Met genoegen heb ik de uitnodiging voor deze tweede Henk van Luijk Lezing aanvaard. Henk van Luijk is de grondlegger van het vak bedrijfsethiek op academisch niveau. Hij heeft een belangrijke bijdrage geleverd aan de wetenschappelijke reflectie op het maatschappelijk functioneren van ondernemingen. Het is terecht dat zijn werk met deze – nog jonge – traditie wordt geëerd en levend gehouden. Daar is ook alle aanleiding toe in de huidige fase van maatschappelijk transitie, zoniet transformatie. De rol en het functioneren van ondernemingen moeten in dat perspectief opnieuw worden geijkt op een in deze tijd passende ethische grondslag. Ik zal daarop mijn zicht geven langs de volgende lijn:
1) De maatschappelijke grondslag, ratio en legitimiteit van het stelsel van particuliere ondernemingsgewijze productie (POP);
2) Het aandeelhouderskapitalisme dat zich de laatste paar decennia tot een dominante stroming heeft ontwikkeld, hoe verhoudt zich dat daartoe;
3) Welke voor ondernemingen relevante maatschappelijke vraagstukken en ontwikkelingen dienen zich aan; dynamisch perspectief;
4) Implicaties daarvan voor het ethisch en praktisch handelen van ondernemingen.
Ad 1) Grondslag POP
POP zie ik als een intelligente constructie om tegelijkertijd maatschappelijk en individueel belang na te streven. Individuen en groepen die zich in een onderneming met elkaar verbinden, krijgen de ruimte om via ondernemingsactiviteiten die voorzien in debehoeften van mensen en aldus bijdragen aan welvaart en welzijn, hun eigenbelang na te streven. Het gaat uitdrukkelijk om de combinatie van beide elementen. Het eigenbelang staat ten dienste van het algemeen belang. POP is niet een ongerichte en onbeperkte legitimatie om voor eigenbelang te gaan. Het stelsel is primair gericht op het zo effectief en efficiënt mogelijk genereren van maatschappelijke toegevoegde waarde. Wie dat goed doet mag daarin ook ruim delen in de vorm van winst. Maar in die orde. Het nastreven van eigenbelang en winst zijn middelen om een hoger doel, welvaart en welzijn, menselijke en maatschappelijke ontwikkeling, ultiem menselijke waardigheid te bereiken. Zo is het stelsel bedoeld, ook door de grondlegger ervan, Adam Smith. Hij plaatste zijn beschouwingen over welvaartscreatie in zijn Wealth of Nations niet voor niets binnen het kader van “moral sentiments”. Ondernemingsactiviteiten moeten niet alleen winst opleveren, maar ook en primair maatschappelijke toegevoegde waarde. Beide criteria zijn relevant. Als alleen op winst wordt gestuurd, wordt winst gepromoveerd van middel tot doel en komt de wereld op zijn kop te staan.

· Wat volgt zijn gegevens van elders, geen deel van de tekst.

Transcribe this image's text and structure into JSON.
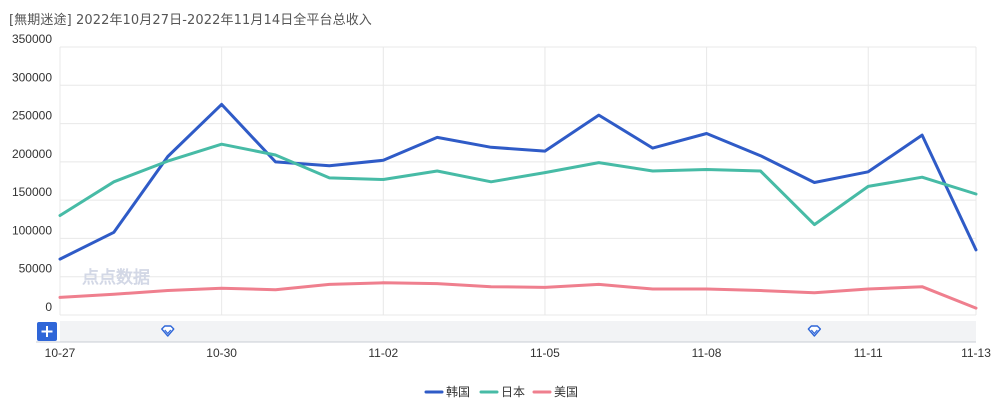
{
  "chart_data": {
    "type": "line",
    "title": "[無期迷途]  2022年10月27日-2022年11月14日全平台总收入",
    "categories": [
      "10-27",
      "10-28",
      "10-29",
      "10-30",
      "10-31",
      "11-01",
      "11-02",
      "11-03",
      "11-04",
      "11-05",
      "11-06",
      "11-07",
      "11-08",
      "11-09",
      "11-10",
      "11-11",
      "11-12",
      "11-13"
    ],
    "x_tick_labels": [
      "10-27",
      "10-30",
      "11-02",
      "11-05",
      "11-08",
      "11-11",
      "11-13"
    ],
    "y_ticks": [
      0,
      50000,
      100000,
      150000,
      200000,
      250000,
      300000,
      350000
    ],
    "ylim": [
      0,
      350000
    ],
    "xlabel": "",
    "ylabel": "",
    "grid": true,
    "legend_position": "bottom-center",
    "series": [
      {
        "name": "韩国",
        "color": "#2f5bc7",
        "values": [
          73000,
          108000,
          207000,
          275000,
          200000,
          195000,
          202000,
          232000,
          219000,
          214000,
          261000,
          218000,
          237000,
          208000,
          173000,
          187000,
          235000,
          85000
        ]
      },
      {
        "name": "日本",
        "color": "#47bba6",
        "values": [
          130000,
          174000,
          201000,
          223000,
          209000,
          179000,
          177000,
          188000,
          174000,
          186000,
          199000,
          188000,
          190000,
          188000,
          118000,
          168000,
          180000,
          158000
        ]
      },
      {
        "name": "美国",
        "color": "#ef7f8e",
        "values": [
          23000,
          27000,
          32000,
          35000,
          33000,
          40000,
          42000,
          41000,
          37000,
          36000,
          40000,
          34000,
          34000,
          32000,
          29000,
          34000,
          37000,
          9000
        ]
      }
    ],
    "slider_markers": [
      "10-29",
      "11-10"
    ],
    "watermark": "点点数据"
  },
  "icons": {
    "zoom": "plus-icon",
    "marker": "diamond-marker-icon"
  },
  "colors": {
    "grid": "#e8e8e8",
    "slider_bg": "#f2f3f5",
    "slider_button": "#2f66d8"
  }
}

Ad2) Aandeelhouderskapitalisme
Dat laatste, het omkeren van doel en middel, is wat in belangrijke mate is gebeurd in het aandeelhouderskapitalisme zoals zich dat de laatste paar decennia heeft ontwikkeld. Ik heb daar, enigszins gestileerd weergegeven, het volgende zien gebeuren:
– De hogepriesters van deze ideologie, op Wall Street, hebben na de val van de Muur (wegvallen van alternatief en rivaal) ruimte gezien om het kapitalistische spel in al zijn scherpte te gaan spelen;
– In hun perspectief is het doel van een onderneming geen ander dan het maken van een zo hoog mogelijk rendement voor de eigenaren/aandeelhouders;
– Zij definiëren een onderneming als een verhandelbare, contant gemaakte, toekomstige kasstroom;
– Het verhogen van de winst per aandeel, liefst jaarlijks met dubbele cijfers, is dè manier om de waarde van die kasstroom omhoog te brengen
– De rol van het bestuur van een onderneming is geen andere dan dat laatste te doen (agency theorie);
– De belangen van aandeelhouders en bestuurders werden daarom op één lijn gebracht via het renumeratiebeleid (bonussen, aandelenopties);
– Inkoop van eigen aandelen werd een instrument om de winst per aandeel op te krikken;
– Idem door het verhogen van de leverage (verhouding eigen en vreemd vermogen);
– Als sluitstuk werd ook in het boekhoudsysteem de actuele waarde centraal gesteld door de invoering van zgn. fair value accounting (IFRS).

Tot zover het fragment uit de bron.